Post by Alex Jacob »

Hi Jason, we were already having this conversation a month ago but you never kept up with it. I have NO sex-phobias, my brother, but if you like getting fucked in the ass that's cool with me, but as you know I am 'opposed' to prostitution, a culture of irresponsible sexuality, or more accurately a culture that takes sex out of the context of relationship and relatedness (and affection, etc). I believe that all human values, especially these sorts of values, are taught and learned and that we have to be careful what we expose ourselves to, what we start to un-learn, and also be a ware of underlying dysfunction that will incline us to 'perversions' and excesses in sexual expression. I completely understand that I have no power (and no interest) to convince anyone else of my values and decisions, nevertheless I think I could make a very good expository case to defend what I think, which is all I was and am trying to do.
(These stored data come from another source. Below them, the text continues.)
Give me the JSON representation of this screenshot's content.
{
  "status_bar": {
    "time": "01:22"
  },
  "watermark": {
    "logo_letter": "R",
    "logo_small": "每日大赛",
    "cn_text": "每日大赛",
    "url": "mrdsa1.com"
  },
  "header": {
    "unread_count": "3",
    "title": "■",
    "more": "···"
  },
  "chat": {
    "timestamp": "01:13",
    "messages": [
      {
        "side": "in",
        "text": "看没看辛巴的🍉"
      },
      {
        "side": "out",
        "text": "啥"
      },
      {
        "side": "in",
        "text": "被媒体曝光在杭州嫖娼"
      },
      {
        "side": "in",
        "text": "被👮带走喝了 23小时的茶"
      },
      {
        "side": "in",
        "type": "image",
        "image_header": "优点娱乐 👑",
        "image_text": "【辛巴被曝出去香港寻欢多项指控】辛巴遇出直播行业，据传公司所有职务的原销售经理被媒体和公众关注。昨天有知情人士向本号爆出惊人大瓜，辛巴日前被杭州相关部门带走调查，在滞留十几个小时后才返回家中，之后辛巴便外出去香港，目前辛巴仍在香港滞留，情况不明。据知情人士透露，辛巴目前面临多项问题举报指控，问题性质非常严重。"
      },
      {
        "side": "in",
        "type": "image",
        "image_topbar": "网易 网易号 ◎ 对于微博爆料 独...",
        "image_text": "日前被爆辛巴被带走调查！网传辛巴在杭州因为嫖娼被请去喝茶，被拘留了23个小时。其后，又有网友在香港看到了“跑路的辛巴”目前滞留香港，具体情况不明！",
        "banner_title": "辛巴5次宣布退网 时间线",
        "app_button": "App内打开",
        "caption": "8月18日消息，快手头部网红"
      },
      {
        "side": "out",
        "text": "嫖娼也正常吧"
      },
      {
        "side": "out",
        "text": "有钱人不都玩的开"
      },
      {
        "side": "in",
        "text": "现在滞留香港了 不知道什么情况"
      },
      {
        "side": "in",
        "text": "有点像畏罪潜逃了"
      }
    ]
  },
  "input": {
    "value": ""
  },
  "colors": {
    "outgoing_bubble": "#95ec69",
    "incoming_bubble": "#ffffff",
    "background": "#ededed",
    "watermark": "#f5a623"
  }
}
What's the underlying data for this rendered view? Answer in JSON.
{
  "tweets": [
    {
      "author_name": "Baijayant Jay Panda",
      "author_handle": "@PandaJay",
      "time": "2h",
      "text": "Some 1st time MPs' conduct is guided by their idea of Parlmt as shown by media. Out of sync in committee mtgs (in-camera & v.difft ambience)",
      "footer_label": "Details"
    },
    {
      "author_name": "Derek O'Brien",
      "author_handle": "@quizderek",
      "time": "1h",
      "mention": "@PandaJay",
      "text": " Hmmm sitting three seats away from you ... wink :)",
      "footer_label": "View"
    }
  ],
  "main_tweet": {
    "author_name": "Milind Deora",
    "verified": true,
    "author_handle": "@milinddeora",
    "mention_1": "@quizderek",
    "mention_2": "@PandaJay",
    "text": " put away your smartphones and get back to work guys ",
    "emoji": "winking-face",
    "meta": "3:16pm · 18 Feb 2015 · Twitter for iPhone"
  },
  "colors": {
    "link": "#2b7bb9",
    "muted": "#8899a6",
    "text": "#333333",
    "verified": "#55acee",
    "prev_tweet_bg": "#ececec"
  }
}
There is a reason why the sexual appetite is focalized, and why there are 'controls' applied to it, and why these values are connected to our 'spirituality'. The unfettering of sexuality, I submit, is sort of abstractly desirable, and defensible, but it turns out that we humans seem to need cultural brakes, and ethical controls on the way we engage in sex. That has been my observation as I see sexual license play out in the culture. I know this is not a very popular opinion, and goes against the popular appetite, but it is what I think.